BACKGROUND: Since the cloning in 1990 of cDNA corresponding to mRNA transcribed at the blood-group ABO locus, polymorphisms due to ethnic and/or phenotypic variations have been reported. Some subgroups have been explained at the molecular level, but unresolved samples are frequently encountered in the reference laboratory. RESULTS: ABO blood grouping discrepancies were investigated serologically and by ABO genotyping [duplex polymerase-chain-reaction (PCR)--restriction-fragment-length-polymorphism (RFLP) and PCR--allele-specific-primer (ASP) across intron 6] and DNA sequencing of the ABO gene and its proposed regulatory elements. Blood samples from five individuals living in Portugal, Switzerland, Sweden and the USA were analysed. These individuals were confirmed to be of Black ethnic origin and had the unusual AweakB phenotype but appeared to have the A2B genotype without previously reported mutations associated with weak A or B expression. Sequencing of this A allele (having 467C>T and 1061delC associated with the common A2 [A201] allele) revealed three mutations regularly encountered in the O1v [O02] allele: 106C>T (Val36Phe), 188G>A (Arg63His), 220C>T (Pro74Ser) in exons 3, 4 and 5, respectively.

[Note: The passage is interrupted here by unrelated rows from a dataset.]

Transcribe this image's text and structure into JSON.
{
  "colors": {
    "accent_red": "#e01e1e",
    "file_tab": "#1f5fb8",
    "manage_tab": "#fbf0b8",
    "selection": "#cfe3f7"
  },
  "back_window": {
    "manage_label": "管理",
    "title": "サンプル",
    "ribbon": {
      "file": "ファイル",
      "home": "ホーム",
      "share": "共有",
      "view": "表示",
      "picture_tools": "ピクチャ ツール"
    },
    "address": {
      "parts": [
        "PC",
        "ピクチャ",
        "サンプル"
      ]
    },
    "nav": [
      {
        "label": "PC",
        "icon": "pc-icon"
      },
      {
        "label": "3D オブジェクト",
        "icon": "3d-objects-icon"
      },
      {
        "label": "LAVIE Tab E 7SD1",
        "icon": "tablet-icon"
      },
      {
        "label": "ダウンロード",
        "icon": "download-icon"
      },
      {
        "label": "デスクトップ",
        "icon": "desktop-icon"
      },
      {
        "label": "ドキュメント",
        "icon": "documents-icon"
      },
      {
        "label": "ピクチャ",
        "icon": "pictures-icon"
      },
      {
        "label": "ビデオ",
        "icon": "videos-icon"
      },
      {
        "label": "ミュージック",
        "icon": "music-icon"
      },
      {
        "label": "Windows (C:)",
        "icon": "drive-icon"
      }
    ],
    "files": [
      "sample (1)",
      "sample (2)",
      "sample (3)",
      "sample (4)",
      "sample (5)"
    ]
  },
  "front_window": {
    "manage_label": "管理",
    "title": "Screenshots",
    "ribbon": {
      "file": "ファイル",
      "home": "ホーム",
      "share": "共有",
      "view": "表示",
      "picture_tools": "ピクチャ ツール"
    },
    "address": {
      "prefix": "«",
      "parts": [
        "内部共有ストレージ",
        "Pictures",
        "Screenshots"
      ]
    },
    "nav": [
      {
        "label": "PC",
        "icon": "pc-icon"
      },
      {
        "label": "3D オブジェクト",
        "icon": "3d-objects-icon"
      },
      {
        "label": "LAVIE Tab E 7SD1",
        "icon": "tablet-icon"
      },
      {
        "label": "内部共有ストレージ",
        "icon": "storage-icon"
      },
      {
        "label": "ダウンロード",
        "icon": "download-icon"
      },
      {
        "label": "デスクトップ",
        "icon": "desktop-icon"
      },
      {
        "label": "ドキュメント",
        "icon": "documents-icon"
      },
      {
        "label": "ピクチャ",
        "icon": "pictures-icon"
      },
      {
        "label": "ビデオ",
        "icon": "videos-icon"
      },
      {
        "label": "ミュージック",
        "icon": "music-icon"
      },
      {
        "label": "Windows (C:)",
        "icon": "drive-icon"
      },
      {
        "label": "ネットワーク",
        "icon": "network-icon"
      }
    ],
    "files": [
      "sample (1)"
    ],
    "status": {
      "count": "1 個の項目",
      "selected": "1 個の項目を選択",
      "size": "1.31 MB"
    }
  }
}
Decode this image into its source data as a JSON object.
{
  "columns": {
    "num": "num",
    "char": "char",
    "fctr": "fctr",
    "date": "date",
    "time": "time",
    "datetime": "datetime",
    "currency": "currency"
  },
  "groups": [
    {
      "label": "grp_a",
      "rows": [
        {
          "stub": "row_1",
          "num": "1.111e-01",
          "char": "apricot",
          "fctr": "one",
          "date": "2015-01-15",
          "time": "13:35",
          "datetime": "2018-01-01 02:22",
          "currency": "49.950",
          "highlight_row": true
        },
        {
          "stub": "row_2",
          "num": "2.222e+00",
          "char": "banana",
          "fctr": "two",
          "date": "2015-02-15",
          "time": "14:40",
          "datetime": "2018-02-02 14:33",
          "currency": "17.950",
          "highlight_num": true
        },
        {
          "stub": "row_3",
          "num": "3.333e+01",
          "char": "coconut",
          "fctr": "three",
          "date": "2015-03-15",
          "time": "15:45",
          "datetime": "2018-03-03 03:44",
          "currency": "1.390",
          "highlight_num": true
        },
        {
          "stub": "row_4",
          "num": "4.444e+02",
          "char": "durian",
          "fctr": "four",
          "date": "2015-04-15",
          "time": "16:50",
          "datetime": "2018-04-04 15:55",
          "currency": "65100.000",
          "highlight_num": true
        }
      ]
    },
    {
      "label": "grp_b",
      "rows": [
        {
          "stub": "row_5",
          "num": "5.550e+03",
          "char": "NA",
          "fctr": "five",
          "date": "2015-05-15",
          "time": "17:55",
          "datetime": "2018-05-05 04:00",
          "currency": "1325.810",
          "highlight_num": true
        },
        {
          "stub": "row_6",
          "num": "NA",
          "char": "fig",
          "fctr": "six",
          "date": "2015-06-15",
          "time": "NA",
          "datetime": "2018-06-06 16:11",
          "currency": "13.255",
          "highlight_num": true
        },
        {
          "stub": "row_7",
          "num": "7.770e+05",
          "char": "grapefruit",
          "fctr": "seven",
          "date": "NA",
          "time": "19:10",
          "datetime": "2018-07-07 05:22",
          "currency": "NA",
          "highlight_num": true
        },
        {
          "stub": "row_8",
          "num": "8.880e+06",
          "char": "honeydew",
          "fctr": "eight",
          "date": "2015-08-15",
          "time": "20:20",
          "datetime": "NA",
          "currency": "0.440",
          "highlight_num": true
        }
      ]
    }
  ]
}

The additional presence of 46G>A (Ala16Thr) was noted, whilst 189C>T that normally accompanies 188G>A in O1v was missing, as were all O1v-related mutations in exons 6 and 7 (261delG, 297A>G, 646T>A, 681G>A, 771C>T and 829G>A). On screening other samples, 46G>A was absent, but two new O alleles were found, a Jordanian O1 and an African O1v allele having 188G>A but lacking 189C>T. Sequencing of introns 2, 3, 4 and 5 in common alleles (A1 [A101], A2, B [B101], O1, O1vand O2 [O03]) revealed 7, 12, 17 and 8 polymorphic positions, respectively, suggesting that alleles could be defined by intronic sequences. These polymorphic sites allowed definition of a breakpoint in intron 5 where the O1v-related sequence was fused with A2 to form the new hybrid. Intron 6 has previously been sequenced. Four new mutations were detected in the hybrid allele and these were subsequently also found in intron 6 of A2 alleles in other Black African samples. CONCLUSIONS: A novel O1v-A2 hybrid was defined by ABO exon/intron analysis in five unrelated individuals of African descent with the AweakB blood group phenotype.